Will Mallory

No. 86 – Indianapolis Colts
- Position: Tight end
- Roster status: Injured reserve

Personal information
- Born: June 22, 1999 (age 27) Jacksonville, Florida, U.S.
- Listed height: 6 ft 4 in (1.93 m)
- Listed weight: 239 lb (108 kg)

Career information
- High school: Providence School (Jacksonville)
- College: Miami (2018–2022)
- NFL draft: 2023: 5th round, 162nd overall pick

Career history
- Indianapolis Colts (2023–present);

Awards and highlights
- Second-team All-ACC (2022);

Career NFL statistics as of 2025
- Receptions: 23
- Receiving yards: 252
- Stats at Pro Football Reference

= Will Mallory =

American football player (born 1999)

William Mallory (born June 22, 1999) is an American professional football tight end for the Indianapolis Colts of the National Football League (NFL). He played college football for the Miami Hurricanes.

==Early life==
Mallory grew up in Jacksonville, Florida and attended the Providence School. He caught 46 passes for 900 yards and 12 touchdowns as a junior. Mallory missed multiple games due to injury as a senior and finished the season with 21 catches for 364 yards and three touchdowns. Mallory was rated a four-star recruit and committed to play college football at Miami over offers from Georgia, Michigan, Clemson, Alabama, Auburn, Florida, Louisville, Notre Dame, Ohio State, and USC.

==College career==
Mallory played in ten games for the Miami Hurricanes as a freshman and caught five passes for 37 yards. He played in all 13 of the team's games with eight starts during his sophomore season and finished the year with 16 receptions for 293 yards with two touchdowns. Mallory caught 22 passes for 329 yards with four touchdowns as a junior. He finished the 2021 season with 30 receptions for 347 yards and four touchdowns. Mallory considered declaring for the 2021 NFL draft, but opted to use the extra year of eligibility granted to college athletes in 2020 due to the COVID-19 pandemic and returned to Miami for a fifth season.

==Professional career==

Mallory was selected by the Indianapolis Colts in the fifth round, 162nd overall, in the 2023 NFL draft. He appeared in 12 games and started two as a rookie. He finished with 18 receptions for 207 yards.

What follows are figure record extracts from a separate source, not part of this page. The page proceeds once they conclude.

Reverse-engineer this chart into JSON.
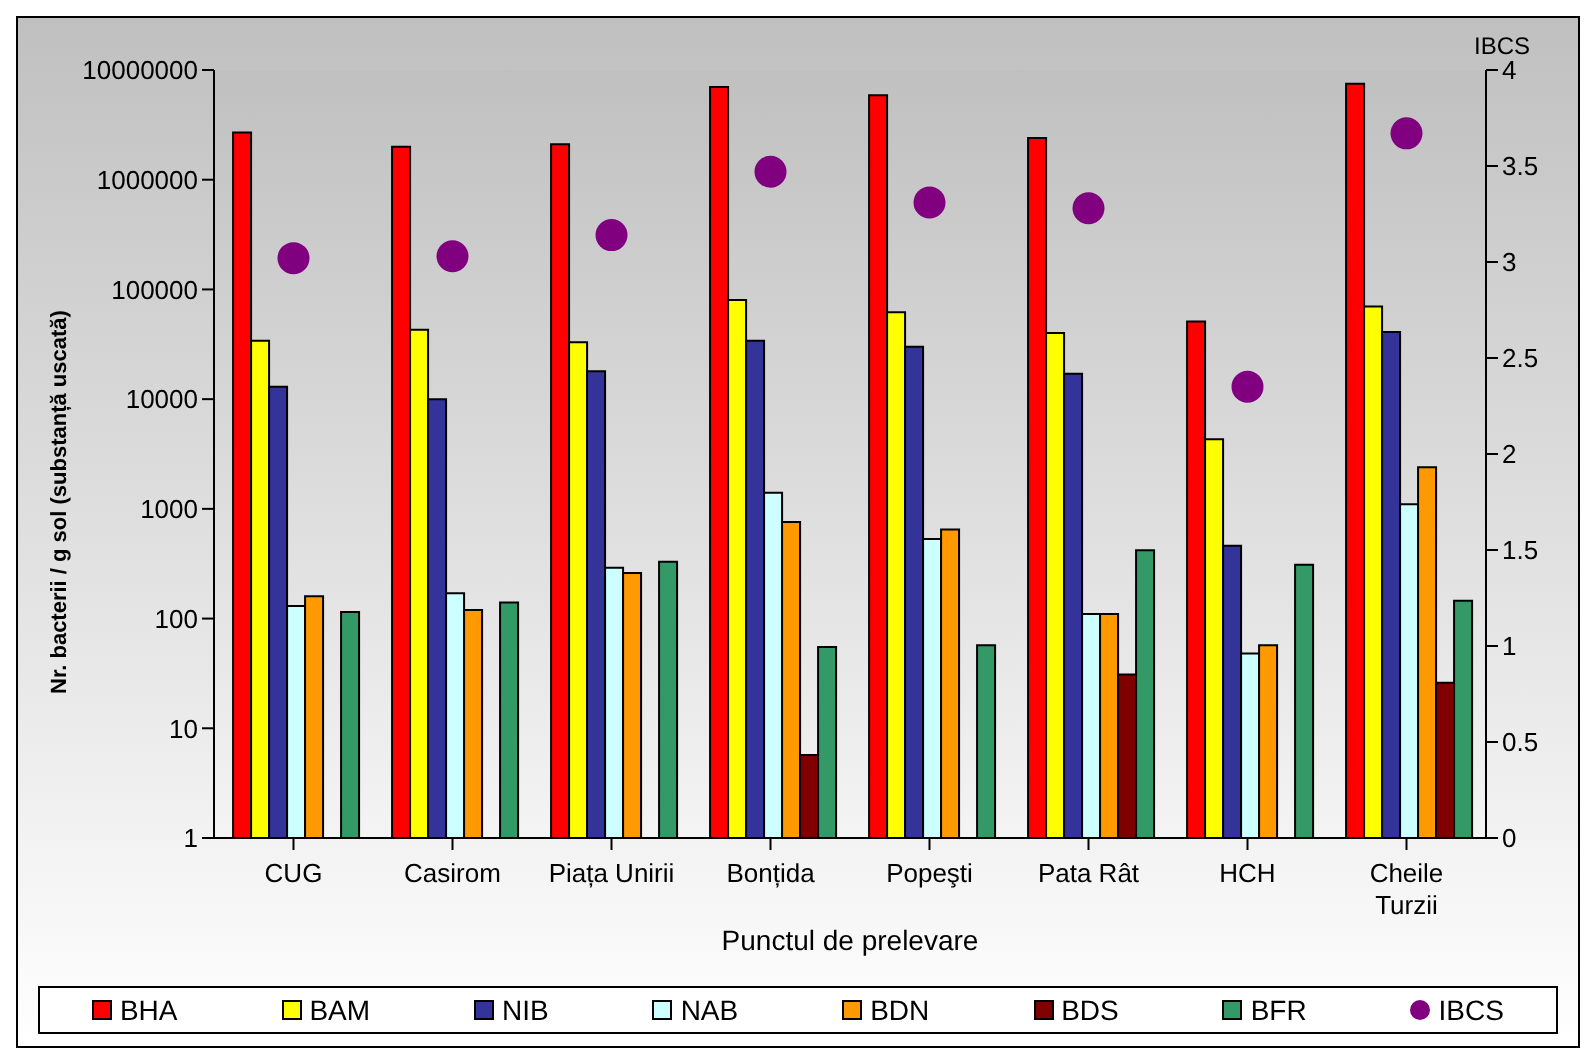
{
  "chart_data": {
    "type": "bar",
    "xlabel": "Punctul de prelevare",
    "ylabel": "Nr. bacterii / g sol (substanță uscată)",
    "y2label": "IBCS",
    "categories": [
      "CUG",
      "Casirom",
      "Piața Unirii",
      "Bonțida",
      "Popeşti",
      "Pata Rât",
      "HCH",
      "Cheile Turzii"
    ],
    "log": "y",
    "ylim": [
      1,
      10000000
    ],
    "yticks": [
      1,
      10,
      100,
      1000,
      10000,
      100000,
      1000000,
      10000000
    ],
    "y2lim": [
      0,
      4
    ],
    "y2ticks": [
      0,
      0.5,
      1,
      1.5,
      2,
      2.5,
      3,
      3.5,
      4
    ],
    "legend": "bottom",
    "series": [
      {
        "name": "BHA",
        "color": "#ff0000",
        "values": [
          2700000,
          2000000,
          2100000,
          7000000,
          5900000,
          2400000,
          51000,
          7500000
        ]
      },
      {
        "name": "BAM",
        "color": "#ffff00",
        "values": [
          34000,
          43000,
          33000,
          80000,
          62000,
          40000,
          4300,
          70000
        ]
      },
      {
        "name": "NIB",
        "color": "#333399",
        "values": [
          13000,
          10000,
          18000,
          34000,
          30000,
          17000,
          460,
          41000
        ]
      },
      {
        "name": "NAB",
        "color": "#ccffff",
        "values": [
          130,
          170,
          290,
          1400,
          530,
          110,
          48,
          1100
        ]
      },
      {
        "name": "BDN",
        "color": "#ff9900",
        "values": [
          160,
          120,
          260,
          760,
          650,
          110,
          57,
          2400
        ]
      },
      {
        "name": "BDS",
        "color": "#800000",
        "values": [
          null,
          null,
          null,
          5.7,
          null,
          31,
          null,
          26
        ]
      },
      {
        "name": "BFR",
        "color": "#339966",
        "values": [
          115,
          140,
          330,
          55,
          57,
          420,
          310,
          145
        ]
      },
      {
        "name": "IBCS",
        "type": "scatter",
        "axis": "y2",
        "marker": "circle",
        "color": "#800080",
        "values": [
          3.02,
          3.03,
          3.14,
          3.47,
          3.31,
          3.28,
          2.35,
          3.67
        ]
      }
    ]
  }
}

On August 30, 2026, Mallory was placed on injured reserve.

Pre-draft measurables
| Height | Weight | Arm length | Hand span | Wingspan | 40-yard dash | 10-yard split | 20-yard split | 20-yard shuttle | Three-cone drill | Vertical jump | Broad jump | Bench press |
| 6 ft 4+1⁄2 in (1.94 m) | 239 lb (108 kg) | 32+1⁄4 in (0.82 m) | 9+3⁄8 in (0.24 m) | 6 ft 6+1⁄4 in (1.99 m) | 4.54 s | 1.59 s | 2.61 s | 4.40 s | 7.18 s | 36.5 in (0.93 m) | 10 ft 1 in (3.07 m) | 20 reps |
All values from NFL Combine/Pro Day

==Personal life==
Mallory's father, Mike Mallory, is a longtime football coach who formerly was an assistant special teams coach for the Denver Broncos. His grandfather, Bill Mallory, served as the head football coach at Miami of Ohio, Colorado, Northern Illinois, and Indiana. Mallory's two uncles, Curt Mallory and Doug Mallory, are also football coaches.